In view of this, we conclude that the decisions of the Bombay High Court in Callico Dyeing and Printing Works and of the Supreme Court in India Cements Ltd, hold the field with equal force, even after the decision in Challapalli Sugars Ltd.

7.          The upshot of the aforesaid decisions as applied by the Tribunal in instant case is that:-

(i) a loan taken or capital borrowed is, by itself, not a capital asset, nor does it give an advantage of an enduring nature;

(ii) as long as a loan was taken or capital was borrowed for the purposes f business, the assessee is entitled to claim interest paid thereon as deduction under Section 36(1)(iii) of the Act;

(iii) interest may have to be capitalized after the borrowed capital or loan taken is utilized in bringing into existence an asset at the stage of commencement of business. In other words, after the assessee’s business had already commenced then the interest paid on capital borrowed or loan taken can be claimed as deduction under Section 36 (1)(iii) of the Act.

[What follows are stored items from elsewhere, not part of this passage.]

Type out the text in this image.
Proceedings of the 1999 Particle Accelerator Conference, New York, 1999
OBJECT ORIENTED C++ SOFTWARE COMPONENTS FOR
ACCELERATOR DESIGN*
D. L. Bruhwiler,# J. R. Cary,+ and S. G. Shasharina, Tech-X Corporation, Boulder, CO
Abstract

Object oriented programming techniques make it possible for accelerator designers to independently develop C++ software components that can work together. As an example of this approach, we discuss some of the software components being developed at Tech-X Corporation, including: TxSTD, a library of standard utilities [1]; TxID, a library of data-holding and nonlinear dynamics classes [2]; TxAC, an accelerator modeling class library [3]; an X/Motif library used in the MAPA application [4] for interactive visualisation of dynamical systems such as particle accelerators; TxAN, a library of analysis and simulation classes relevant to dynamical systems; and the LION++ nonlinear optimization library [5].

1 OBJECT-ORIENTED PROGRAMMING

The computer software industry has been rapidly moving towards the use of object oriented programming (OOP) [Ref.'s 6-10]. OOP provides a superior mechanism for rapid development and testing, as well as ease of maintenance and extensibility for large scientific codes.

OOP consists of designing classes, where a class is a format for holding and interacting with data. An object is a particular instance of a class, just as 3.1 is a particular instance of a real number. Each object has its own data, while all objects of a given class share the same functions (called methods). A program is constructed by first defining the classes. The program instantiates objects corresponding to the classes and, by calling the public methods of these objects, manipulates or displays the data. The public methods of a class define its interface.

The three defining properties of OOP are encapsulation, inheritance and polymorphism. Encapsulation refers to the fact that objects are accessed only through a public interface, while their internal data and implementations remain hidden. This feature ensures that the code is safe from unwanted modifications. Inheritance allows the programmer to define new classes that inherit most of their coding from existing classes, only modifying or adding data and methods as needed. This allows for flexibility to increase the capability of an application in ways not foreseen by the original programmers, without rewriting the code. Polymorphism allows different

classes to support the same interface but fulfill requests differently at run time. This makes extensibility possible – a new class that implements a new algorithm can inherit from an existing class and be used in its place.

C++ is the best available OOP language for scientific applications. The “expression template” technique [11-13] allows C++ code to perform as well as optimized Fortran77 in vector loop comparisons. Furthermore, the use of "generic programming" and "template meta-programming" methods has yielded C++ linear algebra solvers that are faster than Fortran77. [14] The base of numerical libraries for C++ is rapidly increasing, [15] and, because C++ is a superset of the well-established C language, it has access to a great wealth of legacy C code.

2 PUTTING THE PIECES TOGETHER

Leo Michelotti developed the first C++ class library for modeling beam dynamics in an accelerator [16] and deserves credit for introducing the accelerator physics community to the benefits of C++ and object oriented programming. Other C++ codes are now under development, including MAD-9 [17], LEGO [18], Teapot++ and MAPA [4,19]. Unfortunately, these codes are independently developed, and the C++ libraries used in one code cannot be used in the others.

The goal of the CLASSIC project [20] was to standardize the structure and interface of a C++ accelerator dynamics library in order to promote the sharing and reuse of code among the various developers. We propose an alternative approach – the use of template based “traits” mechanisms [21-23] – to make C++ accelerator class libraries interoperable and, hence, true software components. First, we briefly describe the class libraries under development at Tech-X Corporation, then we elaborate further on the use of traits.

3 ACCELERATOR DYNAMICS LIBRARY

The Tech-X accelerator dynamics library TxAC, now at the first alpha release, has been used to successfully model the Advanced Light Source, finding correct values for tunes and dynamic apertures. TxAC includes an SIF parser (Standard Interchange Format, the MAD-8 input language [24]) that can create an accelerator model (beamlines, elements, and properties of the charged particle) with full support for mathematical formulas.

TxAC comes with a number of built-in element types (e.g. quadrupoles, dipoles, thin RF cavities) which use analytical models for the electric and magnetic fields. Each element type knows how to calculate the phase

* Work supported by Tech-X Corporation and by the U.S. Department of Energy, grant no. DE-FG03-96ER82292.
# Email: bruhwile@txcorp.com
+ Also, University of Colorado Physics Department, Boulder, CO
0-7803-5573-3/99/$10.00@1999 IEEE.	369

(iv) in coming to the conclusion whether the interest paid on capital borrowed or loan taken in setting up a new line of business ought to be capitalized or treated as revenue expenditure, the test as laid down by the Supreme Court in the case of Produce Exchange Corporation (supra) and Prithvi Insurance Company (supra) would be relevant and;

(v) lastly, as long as interest is paid on capital borrowed or loan taken in respect of new line of business which is in the same business fold for the purposes of ascertaining income under Section 28 of the Act, it can be claimed as a deduction under Section 36(1)(iii) of the Act.

8.          In the instant case, the Tribunal has returned the finding that there is a unity of control and management, in respect of the ferro alloys plant as well as the sugar plant and there is also intermingling of funds and dove-tailing of businesses. In these circumstances it cannot be said that the respondent/assessee had not commenced its business and hence, interest would have to be capitalized in terms of the ratio of the judgment in the case of Challapalli Sugars Ltd (supra). If that is not so then, the only other conclusion that is possible on these facts, is that, the interest was paid by the respondent/assessee on borrowed capital for the purposes of business. That being the case, in our view, the Tribunal correctly allowed the financial charges i.e., interest paid to the extent of Rs 3,50,83,472/- as deduction under Section 36(1)(iii) of the Act.